I do know that Layton’s publicly stated beliefs and policies were contrary to what I believe. There is a naïveté and delusional aspect to what the NDP stands for, and in my mind, It’s lucky for the country that it hasn’t been more than a passing curiosity.
Still, one has to admire Layton’s optimism and the work ethic he demonstrated to the very end. And while the national scope of the mourning seemed disproportionate to the occasion, we do live in a post-Diana world?one in which memorials, vigils, candles, and shrines seem to spring up overnight.
The bigger question is this: how does any of this change anyone for any length of time? Yes, it is better to adopt Layton’s last urgings than follow the extremist rantings of some cornered dictator. But how does the advice to be loving, hopeful, and optimistic manifest itself in the real world?

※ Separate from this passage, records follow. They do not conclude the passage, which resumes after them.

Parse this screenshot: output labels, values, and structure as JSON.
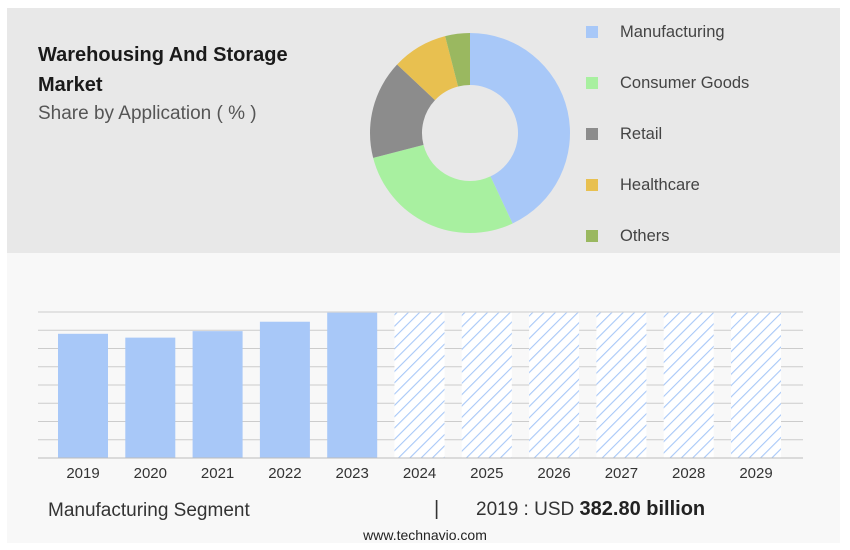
{
  "header": {
    "title": "Warehousing And Storage Market",
    "subtitle": "Share by Application ( % )"
  },
  "colors": {
    "panel_top": "#e8e8e8",
    "panel_bottom": "#f8f8f8",
    "bar": "#a8c8f8",
    "hatch": "#a8c8f8",
    "grid": "#cccccc"
  },
  "chart_data": [
    {
      "type": "pie",
      "title": "Share by Application ( % )",
      "donut": true,
      "categories": [
        "Manufacturing",
        "Consumer Goods",
        "Retail",
        "Healthcare",
        "Others"
      ],
      "values": [
        43,
        28,
        16,
        9,
        4
      ],
      "colors": [
        "#a8c8f8",
        "#a8f0a0",
        "#8c8c8c",
        "#e8c050",
        "#9ab860"
      ],
      "legend": "right"
    },
    {
      "type": "bar",
      "categories": [
        "2019",
        "2020",
        "2021",
        "2022",
        "2023",
        "2024",
        "2025",
        "2026",
        "2027",
        "2028",
        "2029"
      ],
      "values": [
        382.8,
        371,
        391,
        420,
        448,
        448,
        448,
        448,
        448,
        448,
        448
      ],
      "forecast": [
        false,
        false,
        false,
        false,
        false,
        true,
        true,
        true,
        true,
        true,
        true
      ],
      "ylim": [
        0,
        450
      ],
      "grid": true,
      "xlabel": "",
      "ylabel": ""
    }
  ],
  "footer": {
    "segment": "Manufacturing Segment",
    "separator": "|",
    "year_label": "2019 : USD",
    "value": "382.80 billion",
    "website": "www.technavio.com"
  }
}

I’d like to believe It’s possible. But I fear the effect is no more lasting than the patriotic warm fuzzy glow of the Vancouver Games or the inflamed anger of senseless rioting in London. It is groupthink. It is flash mob on a national or even global scale, brought to us through instant messaging.
Are the thousands who filed past Layton’s coffin any kinder, more optimistic, or more motivated than they were last week? Have they taken substantive steps toward doing as he requested, or did they just add a trendy new update to their Facebook status?
I don’t doubt the transformative power of death, grief, and mourning. But tell me; how this is any different than those who still mourn Elvis or Michael Jackson? None of us knew any of them.
Our power lies in the ability to change our interactions with the people within our reach?in our homes, workplaces, and neighbourhoods. Not people we didn’t know except through a media filter. If Jack’s life and death truly mattered, demonstrate it in ways that make a difference, from where I sit.